The Bulldogs contemplated replacing Eade with Cameron in 2011 but instead appointed Brendan McCartney.
Clarkson remained a big fan of Cameron, asking him to oversee much of the Hawks’ 2012 pre-season. Cameron was clearly ready for the hot seat and hit a fork in the road after helping Hawthorn reach the 2012 grand final.
There was the prospect of picking up the pieces at Port Adelaide after the Power’s miserable year or serving as Sheedy’s protege at GWS.
“We obviously identified him as a pretty good candidate,” Rohde, Port’s football manager at the time, said.
“We interviewed him a couple of times and we were very impressed. We knew he was going to be a very good coach.”
The problem was so did GWS and Cameron opted to shift to Sydney instead of Adelaide.
“It was a great decision and a wise decision to get Leon,” Sheedy said this week.
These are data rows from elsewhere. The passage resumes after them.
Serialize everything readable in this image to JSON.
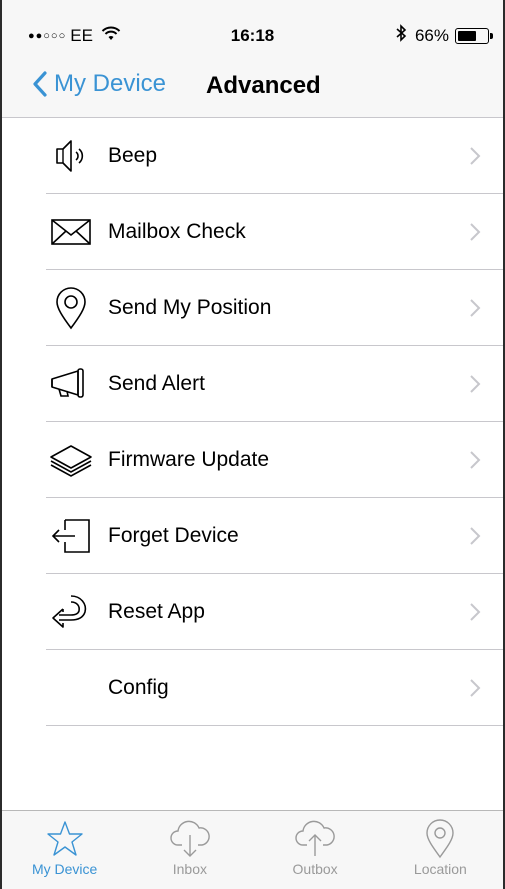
{
  "status_bar": {
    "signal": "●●○○○",
    "carrier": "EE",
    "wifi_icon": "wifi-icon",
    "time": "16:18",
    "bluetooth": "✱",
    "battery_percent": "66%",
    "battery_level": 0.66
  },
  "nav": {
    "back_label": "My Device",
    "title": "Advanced"
  },
  "menu": {
    "items": [
      {
        "label": "Beep",
        "icon": "speaker-icon"
      },
      {
        "label": "Mailbox Check",
        "icon": "envelope-icon"
      },
      {
        "label": "Send My Position",
        "icon": "location-pin-icon"
      },
      {
        "label": "Send Alert",
        "icon": "megaphone-icon"
      },
      {
        "label": "Firmware Update",
        "icon": "layers-icon"
      },
      {
        "label": "Forget Device",
        "icon": "exit-icon"
      },
      {
        "label": "Reset App",
        "icon": "reset-arrow-icon"
      },
      {
        "label": "Config",
        "icon": ""
      }
    ]
  },
  "tabbar": {
    "tabs": [
      {
        "label": "My Device",
        "icon": "star-icon",
        "active": true
      },
      {
        "label": "Inbox",
        "icon": "cloud-download-icon",
        "active": false
      },
      {
        "label": "Outbox",
        "icon": "cloud-upload-icon",
        "active": false
      },
      {
        "label": "Location",
        "icon": "location-pin-icon",
        "active": false
      }
    ]
  },
  "colors": {
    "accent": "#3a93d4",
    "inactive": "#9a9a9a",
    "separator": "#c8c7cc",
    "bar_bg": "#f7f7f7"
  }
}
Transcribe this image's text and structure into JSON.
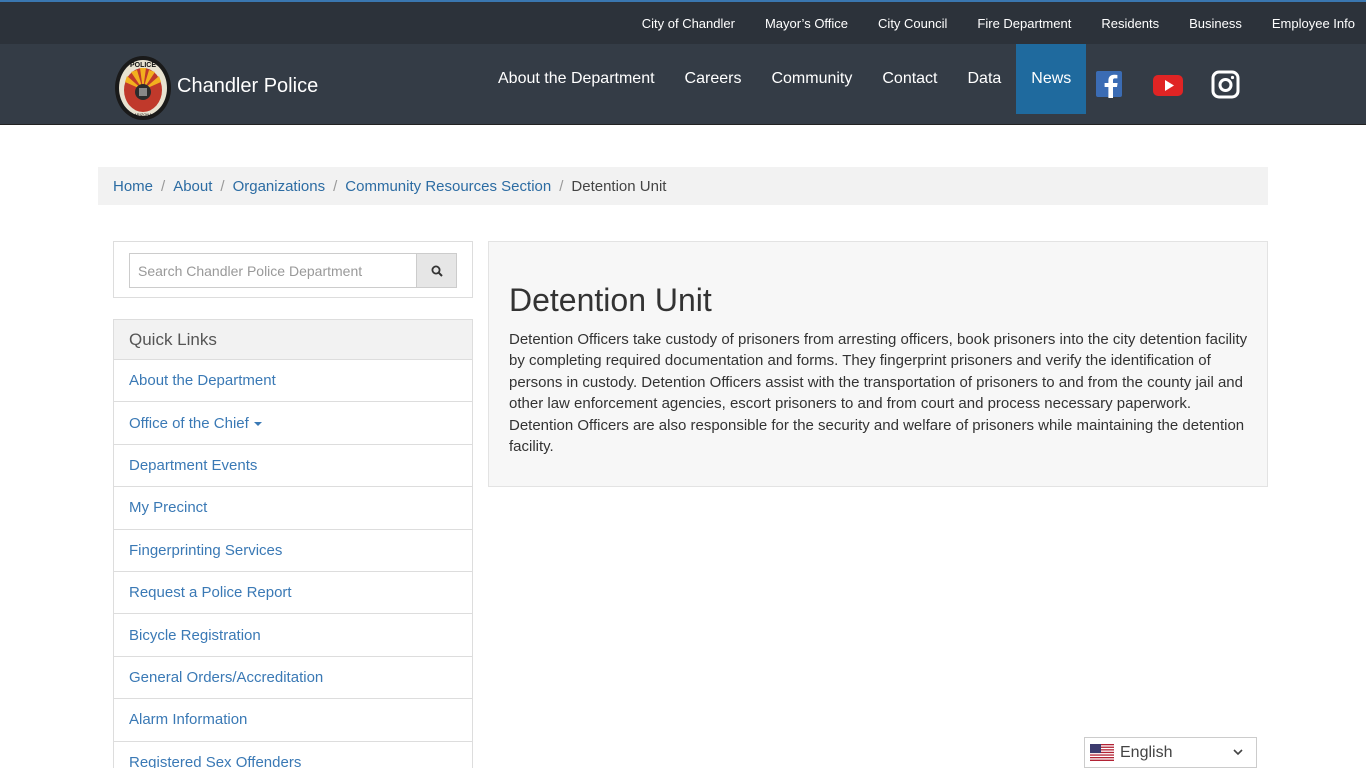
{
  "topbar": {
    "links": [
      "City of Chandler",
      "Mayor’s Office",
      "City Council",
      "Fire Department",
      "Residents",
      "Business",
      "Employee Info"
    ]
  },
  "header": {
    "brand": "Chandler Police",
    "logo_text": [
      "POLICE",
      "ARIZONA"
    ],
    "nav": [
      "About the Department",
      "Careers",
      "Community",
      "Contact",
      "Data",
      "News"
    ],
    "active_nav": "News",
    "social_icons": [
      "facebook-icon",
      "youtube-icon",
      "instagram-icon"
    ]
  },
  "breadcrumb": {
    "links": [
      "Home",
      "About",
      "Organizations",
      "Community Resources Section"
    ],
    "current": "Detention Unit"
  },
  "search": {
    "placeholder": "Search Chandler Police Department",
    "value": "",
    "icon": "search-icon"
  },
  "quick_links": {
    "title": "Quick Links",
    "items": [
      "About the Department",
      "Office of the Chief",
      "Department Events",
      "My Precinct",
      "Fingerprinting Services",
      "Request a Police Report",
      "Bicycle Registration",
      "General Orders/Accreditation",
      "Alarm Information",
      "Registered Sex Offenders"
    ]
  },
  "main": {
    "title": "Detention Unit",
    "body": "Detention Officers take custody of prisoners from arresting officers, book prisoners into the city detention facility by completing required documentation and forms. They fingerprint prisoners and verify the identification of persons in custody. Detention Officers assist with the transportation of prisoners to and from the county jail and other law enforcement agencies, escort prisoners to and from court and process necessary paperwork. Detention Officers are also responsible for the security and welfare of prisoners while maintaining the detention facility."
  },
  "language": {
    "selected": "English",
    "icon": "us-flag-icon"
  },
  "colors": {
    "topbar_bg": "#2c323a",
    "navbar_bg": "#343c46",
    "active_nav_bg": "#1f6a9e",
    "link": "#3a79b5",
    "panel_bg": "#f7f7f7"
  }
}
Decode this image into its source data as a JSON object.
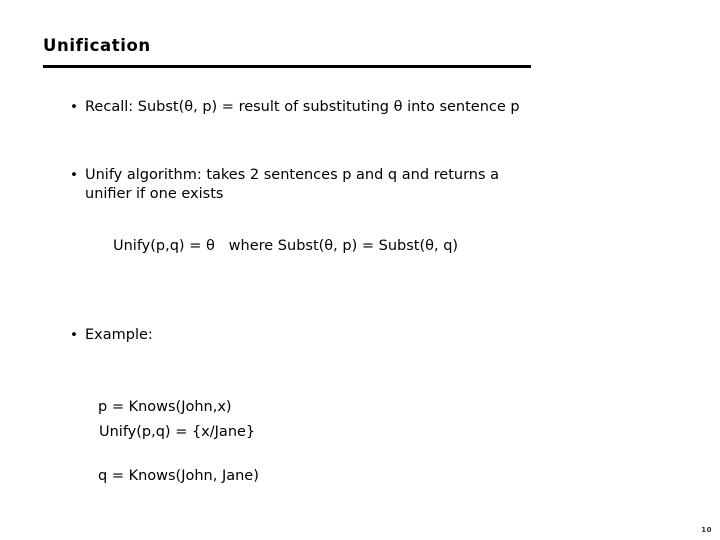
{
  "slide": {
    "title": "Unification",
    "page_number": "10",
    "bullet_glyph": "•",
    "blocks": [
      {
        "id": "recall",
        "text": "Recall: Subst(θ, p) = result of substituting θ into sentence p"
      },
      {
        "id": "unify-algorithm",
        "line1": "Unify algorithm: takes 2 sentences p and q and returns a",
        "line2": "unifier if one exists"
      },
      {
        "id": "example",
        "text": "Example:"
      }
    ],
    "formulas": {
      "unify_definition": "Unify(p,q) = θ   where Subst(θ, p) = Subst(θ, q)",
      "example_result": "Unify(p,q) = {x/Jane}"
    },
    "example_lines": {
      "p": "p = Knows(John,x)",
      "q": "q = Knows(John, Jane)"
    }
  }
}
Cameron quickly made a big impact.
In 2013 many of the GWS youngsters to re-sign attributed their decision to the fact Cameron was taking over.
It’s easy to opine success was inevitable for the Giants given the various list concessions handed out by the AFL.
But the sorry state of Gold Coast suggests it is somewhat more complicated. The Suns joined the competition a year earlier and are yet to go close to a maiden finals berth, let alone sit one win away from their first grand final.
There are a few key differences in terms of list strategies but club culture has also been key.
Gold Coast have dealt with no shortage of miscreants and misdeeds, while GWS have been relatively scandal free with the exception of allegations levelled against Lachie Whitfield and two former staffers.
Cameron has clearly helped build that culture and regardless of Saturday’s result his appointment shapes as one of the Giants’ best recruiting decisions in their short existence.